The message: “You wanna appear suave and sophisticated like me, have chicks hang on your every word? Dude, ditch the Bud Light and order Dos Equis.”

Then TMIM spouts a philosophical zinger, “Stay thirsty, my friends.” The implication was if you want to be interesting, thirst for experiences, learning, and a high class brew.

Personal Branding

Jonathan Goldsmith became branded as “The Most Interesting Man in the World.” He was frequently stopped on the street. Celebrities wanted to meet him. He was invited to meet President Barach Obama more than once.

In 2016 Havas worldwide made a goodbye ad for Goldsmith where TMIM was launched to Mars, from which journey there was no return. In 2016 the new agency Droga5 launched a new campaign for Dos Equis featuring a younger more Latin-looking actor Augustin Legrande. It started airing in 2018 and closed the same year. Apparently Goldsmith was TMIM and less than replaceable. Havas tried to use Goldsmith to Pitch Stella and a tequila without success; TMIM and Dos Equis were co-branded.

This is also the period when people began to talk about personal branding. Tom Peters, the former McKinsey consultant who burst on the scene with In Search of Excellence, wrote a book called Brand You 50: Fifty Ways to Turn Yourself from an ‘Employee’  into a Brand That Shouts Distinction, Commitment, and Passion!

It is easy to see how this evolved into the YouTuber, Instagram, and TikTok influencer, everybody’s a star getting their “fifteen minutes of fame,” as Andy Warhol predicted in 1968.

But are we interesting?

Learning from TMIM

OK, there’s a lot of stuff that I think is negative about these ads.
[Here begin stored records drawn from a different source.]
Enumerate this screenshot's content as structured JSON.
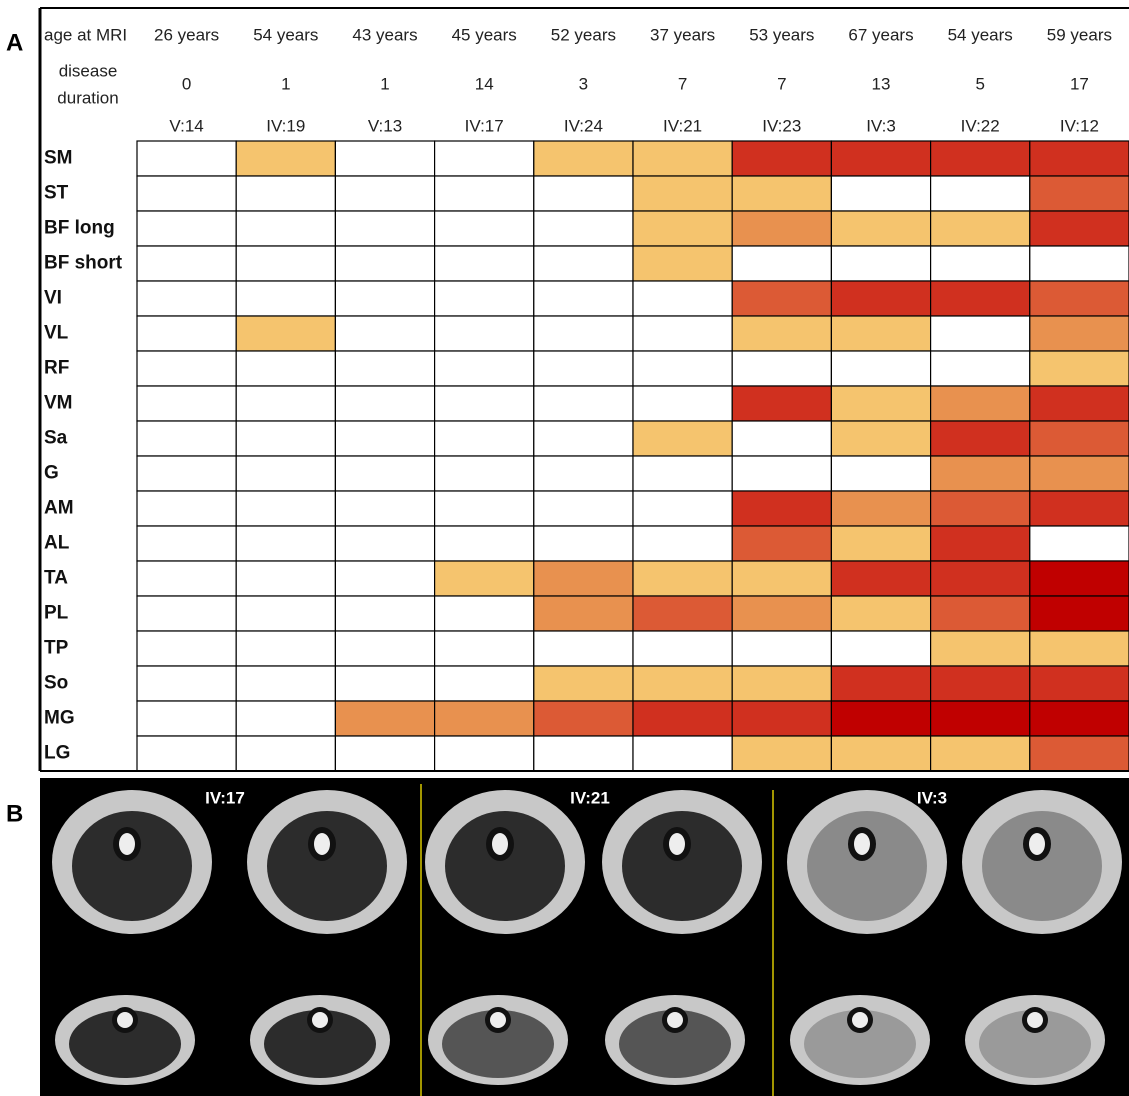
{
  "panel_a": {
    "letter": "A",
    "age_label": "age at MRI",
    "duration_label": [
      "disease",
      "duration"
    ],
    "patients": [
      {
        "age": "26 years",
        "duration": 0,
        "id": "V:14"
      },
      {
        "age": "54 years",
        "duration": 1,
        "id": "IV:19"
      },
      {
        "age": "43 years",
        "duration": 1,
        "id": "V:13"
      },
      {
        "age": "45 years",
        "duration": 14,
        "id": "IV:17"
      },
      {
        "age": "52 years",
        "duration": 3,
        "id": "IV:24"
      },
      {
        "age": "37 years",
        "duration": 7,
        "id": "IV:21"
      },
      {
        "age": "53 years",
        "duration": 7,
        "id": "IV:23"
      },
      {
        "age": "67 years",
        "duration": 13,
        "id": "IV:3"
      },
      {
        "age": "54 years",
        "duration": 5,
        "id": "IV:22"
      },
      {
        "age": "59 years",
        "duration": 17,
        "id": "IV:12"
      }
    ],
    "rows": [
      {
        "muscle": "SM",
        "cells": [
          "#ffffff",
          "#f5c46e",
          "#ffffff",
          "#ffffff",
          "#f5c46e",
          "#f5c46e",
          "#d0301f",
          "#d0301f",
          "#d0301f",
          "#d0301f"
        ]
      },
      {
        "muscle": "ST",
        "cells": [
          "#ffffff",
          "#ffffff",
          "#ffffff",
          "#ffffff",
          "#ffffff",
          "#f5c46e",
          "#f5c46e",
          "#ffffff",
          "#ffffff",
          "#dc5a35"
        ]
      },
      {
        "muscle": "BF long",
        "cells": [
          "#ffffff",
          "#ffffff",
          "#ffffff",
          "#ffffff",
          "#ffffff",
          "#f5c46e",
          "#e8914f",
          "#f5c46e",
          "#f5c46e",
          "#d0301f"
        ]
      },
      {
        "muscle": "BF short",
        "cells": [
          "#ffffff",
          "#ffffff",
          "#ffffff",
          "#ffffff",
          "#ffffff",
          "#f5c46e",
          "#ffffff",
          "#ffffff",
          "#ffffff",
          "#ffffff"
        ]
      },
      {
        "muscle": "VI",
        "cells": [
          "#ffffff",
          "#ffffff",
          "#ffffff",
          "#ffffff",
          "#ffffff",
          "#ffffff",
          "#dc5a35",
          "#d0301f",
          "#d0301f",
          "#dc5a35"
        ]
      },
      {
        "muscle": "VL",
        "cells": [
          "#ffffff",
          "#f5c46e",
          "#ffffff",
          "#ffffff",
          "#ffffff",
          "#ffffff",
          "#f5c46e",
          "#f5c46e",
          "#ffffff",
          "#e8914f"
        ]
      },
      {
        "muscle": "RF",
        "cells": [
          "#ffffff",
          "#ffffff",
          "#ffffff",
          "#ffffff",
          "#ffffff",
          "#ffffff",
          "#ffffff",
          "#ffffff",
          "#ffffff",
          "#f5c46e"
        ]
      },
      {
        "muscle": "VM",
        "cells": [
          "#ffffff",
          "#ffffff",
          "#ffffff",
          "#ffffff",
          "#ffffff",
          "#ffffff",
          "#d0301f",
          "#f5c46e",
          "#e8914f",
          "#d0301f"
        ]
      },
      {
        "muscle": "Sa",
        "cells": [
          "#ffffff",
          "#ffffff",
          "#ffffff",
          "#ffffff",
          "#ffffff",
          "#f5c46e",
          "#ffffff",
          "#f5c46e",
          "#d0301f",
          "#dc5a35"
        ]
      },
      {
        "muscle": "G",
        "cells": [
          "#ffffff",
          "#ffffff",
          "#ffffff",
          "#ffffff",
          "#ffffff",
          "#ffffff",
          "#ffffff",
          "#ffffff",
          "#e8914f",
          "#e8914f"
        ]
      },
      {
        "muscle": "AM",
        "cells": [
          "#ffffff",
          "#ffffff",
          "#ffffff",
          "#ffffff",
          "#ffffff",
          "#ffffff",
          "#d0301f",
          "#e8914f",
          "#dc5a35",
          "#d0301f"
        ]
      },
      {
        "muscle": "AL",
        "cells": [
          "#ffffff",
          "#ffffff",
          "#ffffff",
          "#ffffff",
          "#ffffff",
          "#ffffff",
          "#dc5a35",
          "#f5c46e",
          "#d0301f",
          "#ffffff"
        ]
      },
      {
        "muscle": "TA",
        "cells": [
          "#ffffff",
          "#ffffff",
          "#ffffff",
          "#f5c46e",
          "#e8914f",
          "#f5c46e",
          "#f5c46e",
          "#d0301f",
          "#d0301f",
          "#c00000"
        ]
      },
      {
        "muscle": "PL",
        "cells": [
          "#ffffff",
          "#ffffff",
          "#ffffff",
          "#ffffff",
          "#e8914f",
          "#dc5a35",
          "#e8914f",
          "#f5c46e",
          "#dc5a35",
          "#c00000"
        ]
      },
      {
        "muscle": "TP",
        "cells": [
          "#ffffff",
          "#ffffff",
          "#ffffff",
          "#ffffff",
          "#ffffff",
          "#ffffff",
          "#ffffff",
          "#ffffff",
          "#f5c46e",
          "#f5c46e"
        ]
      },
      {
        "muscle": "So",
        "cells": [
          "#ffffff",
          "#ffffff",
          "#ffffff",
          "#ffffff",
          "#f5c46e",
          "#f5c46e",
          "#f5c46e",
          "#d0301f",
          "#d0301f",
          "#d0301f"
        ]
      },
      {
        "muscle": "MG",
        "cells": [
          "#ffffff",
          "#ffffff",
          "#e8914f",
          "#e8914f",
          "#dc5a35",
          "#d0301f",
          "#d0301f",
          "#c00000",
          "#c00000",
          "#c00000"
        ]
      },
      {
        "muscle": "LG",
        "cells": [
          "#ffffff",
          "#ffffff",
          "#ffffff",
          "#ffffff",
          "#ffffff",
          "#ffffff",
          "#f5c46e",
          "#f5c46e",
          "#f5c46e",
          "#dc5a35"
        ]
      }
    ]
  },
  "panel_b": {
    "letter": "B",
    "image_labels": [
      "IV:17",
      "IV:21",
      "IV:3"
    ]
  }
}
They promote some macho male ego crap that I think is damaging to both men and women. But I’m going to leave aside the men must be strong and brave, not dress in tight pants “if I can count the coins in your pocket, spend your change to call a tailor.” I don’t support the have a ‘real man’s drink’ message, “Unless your drink is expecting rain, you should probably reconsider the drink umbrella.”

But occasionally TMIM made sense:

“Find out what it is in life that you don’t do well and then don’t do that thing.”

“In another life . . . I was myself.”

“It’s never too early to start beefing up your obituary”

“I once found the fountain of youth, but I wasn’t thirsty.”

Back to the LinkedIn Wisdom Elder-Guys

Well, us old guys on LinkedIn may not be as interesting as TMIM, but we have a good time sharing what we’ve learned:

Charles Hamm, Texas Grit: “Knowledge is knowin’ ya can do sumtin. Wisdom is knowin’ if ya should. Ponder on it, pilgrims.”

Dr. Ali Anani: “I was looking at the image of trees facing a big storm. The big tree showed character by deepening its roots.
What makes people who have all the means to make strong choices but allow events to knock them over and fall?
Be strong. Be resilient with strong roots of values, ethics and thoughts.”

Bob Musial: I found books at my local library. The harried young woman said ”Checking out?”

To which I replied in a concerned tone, “I hope not.”

She didn’t get it, but I did thank the woman next to her for laughing”

Me: “A chip on your shoulder cuts off blood flow to the brain.”

Rached Alimi: There is a road in the world, a single road that no one else can travel except you: where does it lead? Don’t ask yourself, walk.

 

Thanks to all my LinkedIn friends who share their wisdom. We are all becoming more interesting every day.